Hence, Hey claims, that you need parallel computing only for a small range of applications. There are the real Grand Challenge applications that require an enourmous amount of computing time, and there are problems that require a vaste amount of memory, that can only be supplied by a parallel computer.
The high-performance computing field also has to live with its second in the class status. Gone are the days when programming supercomputers and parallell computers were the hottest thing on IT earth. Distributed networked computing, Java, and JavaBeans, that is where the attention goes today. Supercomputers are no longer the flag ships of computer companies. In fact, it took Hey quite some time to find the SP supercomputer on the IBM web site. It is not on the front-page anymore but hidden deep-down.
But when we get used to the idea that the high-end field is a small area, but still interesting, we can look for realistic models that will help us in the future.
Hey sees a future for scientific programming, although, for instance, the HPF and Fortran compiler market never will be large.
As a good example of what can be done, Hey mentioned, Promenvir, an industrial metacomputing example. They distributed their problem to a number of systems all over Europe and were able to get a speed-up of over 100. He believes that for a limited number of applications these distributed metacomputing systems will be a good solution.
Another example is the Toolshed project. Industry has a whole design cycle of which simulation is only a small part. It is a bit like Amdahl's law when you reduce the simulation time to zero, you still have all the other stuff. Toolshed was linkeing the designer to the simulation. So it was all transparant for him. The whole system was thus "deskilled" and much easier to use by the designer.

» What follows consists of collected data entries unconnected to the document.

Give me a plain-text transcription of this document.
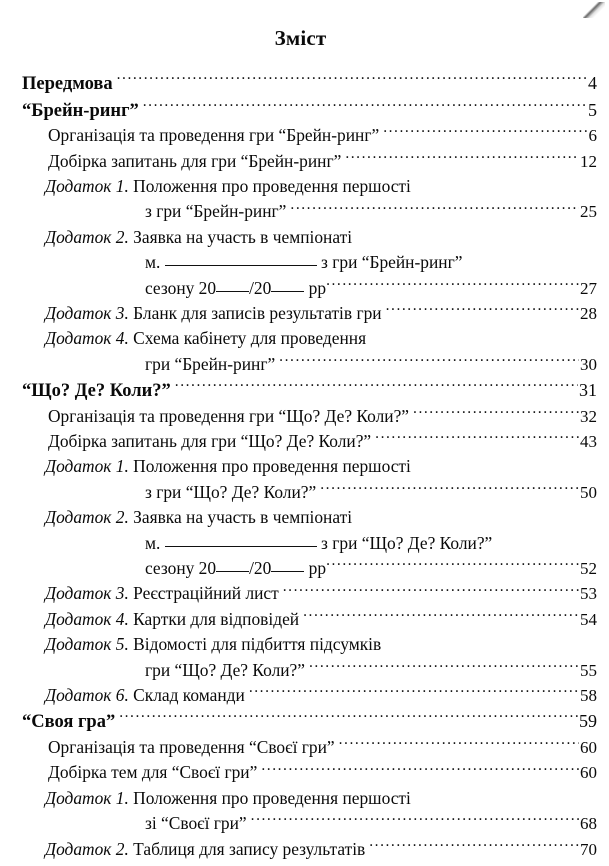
Зміст
Передмова .....	4
“Брейн-ринг” .....	5
Організація та проведення гри “Брейн-ринг” .....	6
Добірка запитань для гри “Брейн-ринг” .....	12
Додаток 1. Положення про проведення першості
з гри “Брейн-ринг” .....	25
Додаток 2. Заявка на участь в чемпіонаті
м.	з гри “Брейн-ринг”
сезону 20 /20 рр .....	27
Додаток 3. Бланк для записів результатів гри .....	28
Додаток 4. Схема кабінету для проведення
гри “Брейн-ринг” .....	30
“Що? Де? Коли?” .....	31
Організація та проведення гри “Що? Де? Коли?” .....	32
Добірка запитань для гри “Що? Де? Коли?” .....	43
Додаток 1. Положення про проведення першості
з гри “Що? Де? Коли?” .....	50
Додаток 2. Заявка на участь в чемпіонаті
м.	з гри “Що? Де? Коли?”
сезону 20 /20 рр .....	52
Додаток 3. Реєстраційний лист .....	53
Додаток 4. Картки для відповідей .....	54
Додаток 5. Відомості для підбиття підсумків
гри “Що? Де? Коли?” .....	55
Додаток 6. Склад команди .....	58
“Своя гра” .....	59
Організація та проведення “Своєї гри” .....	60
Добірка тем для “Своєї гри” .....	60
Додаток 1. Положення про проведення першості
зі “Своєї гри” .....	68
Додаток 2. Таблиця для запису результатів .....	70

So these interesting projects do show that high-performance computing has a future.
One problem you come across when you want to run on a number of machines all over Europe is licenses. You do need licenses of the software on all machines. But you do not want to buy licenses for say six months for all the machines. Hey would like to have the software providers to come up with some scheme for which they only charge for the time their licenses are used: "pay-as-you-run".
"So I am not all doom and gloom", said Hey, "but have to see whether we can come up with some vision of parallel processing. But if you use some combination of data parallelism and task parallelism as distributed objectives and wrap up the Fortran code in Java or Corba, then I believe there is a future in there. A future not only for the intellectual field but also for the companies. The market will have to address workstations, metacomputing clusters and parallel machines. We should aim at high level problem solving environments."